Когда получение материалов от завербованного налаживалось, наша вербовочная бригада передавала нового агента другой бригаде, эксплуатационной. В те годы около богатых американских туристов в Италии и Франции постоянно терся юркий итальянский еврей но кличке Винчи, торговец фальшивыми антикварными вещичками, — в Италии существует целая промышленность, изготовляющая эту поддельную старину на потребу богатым невеждам из-за океана. В этом неопрятном человечке с потертым чемоданчиком в руках самый зоркий глаз не мог бы распознать советского генерал-майора, начальника эксплуатационной разведывательной группы. Звали его Борисом. Борису мы и передали Носика. Но за время работы со мной Носик успел познакомить меня с одним матёрым французским разведчиком Лемуэном — зловещего вида стариком, торговцем чужими кодами.
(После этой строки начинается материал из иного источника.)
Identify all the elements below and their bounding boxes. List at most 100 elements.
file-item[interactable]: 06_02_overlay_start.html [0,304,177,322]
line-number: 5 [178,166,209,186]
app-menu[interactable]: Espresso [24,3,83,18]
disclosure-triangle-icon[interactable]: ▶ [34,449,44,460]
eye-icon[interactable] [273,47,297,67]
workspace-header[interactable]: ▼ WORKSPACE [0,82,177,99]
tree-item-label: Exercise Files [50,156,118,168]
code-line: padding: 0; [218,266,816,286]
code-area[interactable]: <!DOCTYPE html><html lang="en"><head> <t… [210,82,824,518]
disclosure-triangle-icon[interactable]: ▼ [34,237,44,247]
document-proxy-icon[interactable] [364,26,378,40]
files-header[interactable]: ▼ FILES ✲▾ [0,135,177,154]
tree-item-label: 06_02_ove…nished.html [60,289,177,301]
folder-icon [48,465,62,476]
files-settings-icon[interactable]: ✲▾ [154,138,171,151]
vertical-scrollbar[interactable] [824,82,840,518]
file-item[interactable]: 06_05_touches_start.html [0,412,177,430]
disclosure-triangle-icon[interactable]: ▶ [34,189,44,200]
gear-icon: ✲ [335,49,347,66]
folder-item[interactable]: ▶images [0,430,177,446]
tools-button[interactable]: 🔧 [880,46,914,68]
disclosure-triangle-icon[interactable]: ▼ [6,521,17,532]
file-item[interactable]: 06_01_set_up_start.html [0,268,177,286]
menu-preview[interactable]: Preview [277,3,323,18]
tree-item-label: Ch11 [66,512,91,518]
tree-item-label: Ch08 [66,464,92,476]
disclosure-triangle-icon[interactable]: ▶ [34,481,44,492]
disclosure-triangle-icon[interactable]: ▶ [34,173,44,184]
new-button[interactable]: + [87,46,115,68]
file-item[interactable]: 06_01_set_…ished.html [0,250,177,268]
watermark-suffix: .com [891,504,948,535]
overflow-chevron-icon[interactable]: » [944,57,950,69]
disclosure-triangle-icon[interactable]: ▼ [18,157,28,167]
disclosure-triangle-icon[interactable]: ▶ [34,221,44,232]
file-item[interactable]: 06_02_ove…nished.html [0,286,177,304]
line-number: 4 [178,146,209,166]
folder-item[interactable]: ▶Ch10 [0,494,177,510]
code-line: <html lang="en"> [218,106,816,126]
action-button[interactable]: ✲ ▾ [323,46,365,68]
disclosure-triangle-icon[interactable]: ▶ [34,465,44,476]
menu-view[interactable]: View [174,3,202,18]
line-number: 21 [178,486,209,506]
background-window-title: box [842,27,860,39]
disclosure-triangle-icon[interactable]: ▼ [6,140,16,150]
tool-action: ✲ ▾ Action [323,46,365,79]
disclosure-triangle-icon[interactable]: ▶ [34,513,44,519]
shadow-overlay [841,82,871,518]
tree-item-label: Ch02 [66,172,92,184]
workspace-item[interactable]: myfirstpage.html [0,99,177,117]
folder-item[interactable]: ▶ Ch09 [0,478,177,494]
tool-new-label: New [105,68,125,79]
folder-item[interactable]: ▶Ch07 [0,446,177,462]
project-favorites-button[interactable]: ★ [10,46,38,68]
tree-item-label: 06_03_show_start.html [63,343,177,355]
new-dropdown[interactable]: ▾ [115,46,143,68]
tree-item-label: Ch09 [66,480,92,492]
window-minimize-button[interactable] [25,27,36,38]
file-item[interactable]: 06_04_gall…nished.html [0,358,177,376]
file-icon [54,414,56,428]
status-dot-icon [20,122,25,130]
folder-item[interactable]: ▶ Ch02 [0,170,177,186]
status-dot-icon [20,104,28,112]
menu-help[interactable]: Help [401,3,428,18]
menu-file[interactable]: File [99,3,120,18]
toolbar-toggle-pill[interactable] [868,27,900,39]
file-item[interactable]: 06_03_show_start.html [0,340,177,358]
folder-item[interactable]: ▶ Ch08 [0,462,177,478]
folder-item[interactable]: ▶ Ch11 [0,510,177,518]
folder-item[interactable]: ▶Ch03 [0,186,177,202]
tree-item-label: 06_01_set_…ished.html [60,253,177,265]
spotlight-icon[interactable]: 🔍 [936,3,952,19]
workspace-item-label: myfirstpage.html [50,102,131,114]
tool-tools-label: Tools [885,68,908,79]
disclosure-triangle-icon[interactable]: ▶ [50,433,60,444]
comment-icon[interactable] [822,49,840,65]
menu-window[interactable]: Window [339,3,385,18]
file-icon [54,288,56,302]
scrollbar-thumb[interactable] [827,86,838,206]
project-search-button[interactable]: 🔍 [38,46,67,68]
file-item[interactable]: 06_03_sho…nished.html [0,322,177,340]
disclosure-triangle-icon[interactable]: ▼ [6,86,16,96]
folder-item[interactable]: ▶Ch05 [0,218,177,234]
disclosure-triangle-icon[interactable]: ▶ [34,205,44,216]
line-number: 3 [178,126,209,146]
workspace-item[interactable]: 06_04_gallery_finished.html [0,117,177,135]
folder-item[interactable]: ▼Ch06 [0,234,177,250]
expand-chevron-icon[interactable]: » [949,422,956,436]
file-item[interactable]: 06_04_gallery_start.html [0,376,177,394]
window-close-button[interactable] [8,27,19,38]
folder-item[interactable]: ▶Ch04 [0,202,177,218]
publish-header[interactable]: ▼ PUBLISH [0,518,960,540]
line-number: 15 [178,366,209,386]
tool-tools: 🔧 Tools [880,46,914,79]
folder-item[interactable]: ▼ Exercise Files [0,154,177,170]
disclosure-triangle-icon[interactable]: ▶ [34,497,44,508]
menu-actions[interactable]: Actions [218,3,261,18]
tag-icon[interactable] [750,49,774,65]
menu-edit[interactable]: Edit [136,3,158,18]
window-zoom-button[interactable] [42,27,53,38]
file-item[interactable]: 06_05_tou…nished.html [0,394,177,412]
Старик развлекал меня рассказами о том, как во время Первой мировой войны собственноручно расстреливал на французско-испанской границе разную подозрительную мелюзгу, и угощал меня вином и устрицами, стараясь заманить на французскую территорию. Нехотя, ради установления дружеских отношений с японской разведкой, он продал мне несколько очень нужных шифров: шли предвоенные годы, информация со всех сторон была крайне необходимой. А я выследил в Цюрихе свидание Лемуэна с удивительно красивой брюнеткой и сумел познакомиться с ней. Она оказалась любовницей важного румынского генерала, который снабжал своих французских хозяев интересной для нас информацией о СССР и Румынии! Как я сумел втереться к ней в доверие? Деньгами. Ссылкой на Японию, которая хранит тайны, как могила. Ну, и своей молодостью: генерал-то, знаете, был весьма поношенным стариком, а убийца из Сингапура — элегантным наглецом в расцвете сил — такие нравятся многим женщинам, в том числе и курьерам между Бухарестом и Парижем.